# Expected value of number of carps pool

1. Jan 17, 2007

### twoflower

1. The problem statement, all variables and given/known data

There is k carps in the pool, m of them are marked. I randomly fish out n carps and see that x of them are marked.

What is the expected value of number of carps in the pool? (ie. expected value of number of the carps in the pool in the beginning)

How will the expected value change as we fish the carps out one by one? (ie. not together, but one carp at the time).

To sum it up, I know m, n and x and I don't know k.

2. The attempt at a solution

I'm not sure how to solve it. For the first case, I think that ratio of marked carps in the group of the carps drawn out should be (averagely) the same as the ratio or marked carps in the whole pool, ie.

$$\frac{x}{n} = \frac{m}{k}$$

so

$$k = \frac{m.n}{x}$$

But will it really determine the expected value of number of all carps?

For the second case, I'm even more out-of-idea.

From definition, I'd say expected value of number of the carps is

$$\sum_{i=0}^{k} X_i p_i$$

Where $X_i = i$ and $p_i$ is probability that there are $i$ carps in total.

But this doesn't seem to be an effective approach.

Could someone give me some hint, please?

Thank you.

2. Jan 17, 2007

### Dick

Your answer for k is correct. I think the gist of the second question is just to realize that the number of carp pulled out increases your estimates of k will keep changing. E.g. after one is pulled out what are the possibilities for k? What they are after is what do you think will happen to the estimates for k after a LARGE number are pulled out?

3. Jan 17, 2007

### twoflower

Now I draw it, but I still don't know...In the beginning, I have m carps marked in the pool. I draw one. Probability that it will be the marked one is $\frac{m}{m+u}$ where u is unknown and it denotes the number of unmarked carps in the pool.

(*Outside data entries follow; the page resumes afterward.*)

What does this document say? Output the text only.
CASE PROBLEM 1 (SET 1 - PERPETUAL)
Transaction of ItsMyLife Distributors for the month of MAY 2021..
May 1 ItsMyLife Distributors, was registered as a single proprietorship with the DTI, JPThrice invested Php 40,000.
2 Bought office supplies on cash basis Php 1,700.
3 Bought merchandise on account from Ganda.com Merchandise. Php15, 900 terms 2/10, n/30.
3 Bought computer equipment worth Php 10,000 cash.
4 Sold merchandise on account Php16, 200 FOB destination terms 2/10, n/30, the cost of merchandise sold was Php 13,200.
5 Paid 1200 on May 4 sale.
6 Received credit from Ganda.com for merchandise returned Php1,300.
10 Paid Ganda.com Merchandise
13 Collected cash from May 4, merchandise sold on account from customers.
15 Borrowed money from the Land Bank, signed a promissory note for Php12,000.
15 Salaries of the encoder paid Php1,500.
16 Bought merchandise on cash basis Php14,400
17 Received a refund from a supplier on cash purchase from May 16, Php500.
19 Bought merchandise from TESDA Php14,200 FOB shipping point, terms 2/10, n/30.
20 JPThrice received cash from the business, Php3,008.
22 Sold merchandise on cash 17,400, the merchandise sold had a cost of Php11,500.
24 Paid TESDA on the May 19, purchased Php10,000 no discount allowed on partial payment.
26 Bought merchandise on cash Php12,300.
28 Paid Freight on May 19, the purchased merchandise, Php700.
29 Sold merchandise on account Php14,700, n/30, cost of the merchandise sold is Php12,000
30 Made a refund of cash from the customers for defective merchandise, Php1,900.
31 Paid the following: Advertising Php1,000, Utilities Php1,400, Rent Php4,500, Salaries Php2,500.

But I still can't figure out how can I conclude or guess the total count of carps in the pool considering the result of this one carp which I just fished out.

4. Jan 17, 2007

### Dick

I know there are 100 marked carp in the pool. I pull out 20 and 10 are marked. What's your guess for the total? Admittedly, a sample of one gives you pretty poor estimates. But then I think that is the point of the 'how does the expected value change' part of the question.

5. Jan 17, 2007

### twoflower

I still get the estimation for k:

$$k = \frac{m.n}{x}$$

where n is number of carps I have fished out so far and x is count of marked ones among them, so this expression gives me estimation of total carps count in n-th step. But I guess this is not what I was asked for in the original problem...

6. Jan 17, 2007

### Dick

Hmmm. I think the point is that the estimate of how many fish, while poor if you've only pulled a few fish out, gets better and better as you pull more out. In fact, it is perfect when you've pulled them all out. Can you agree with that? I think that is the sort of thing they want you to observe.

7. Jan 17, 2007

### twoflower

Maybe, but it seems rather obscure to me, I think they expect some kind of $EX = ...$, ie. expected value based only on current number of carps drawn out and the probability of drawing the marked carp in one individual step. When we were discussing this problem on our school forum, one of the ideas was to consider expected value of hypergeometric distribution.

8. Jan 17, 2007

### Dick

It looked to me like the question was asking for a qualitative answer, since it wasn't asking for any exact error distributions on your estimated value. If you want to push it to another level then you can ask questions like 'how many carp do I have to pull out before I'm 95% confident that my answer is within 5% of the correct total'. Then it's just the same problem as defining error margins in sampled opinion polls. But I don't think the question as you stated it asks for that level of detail.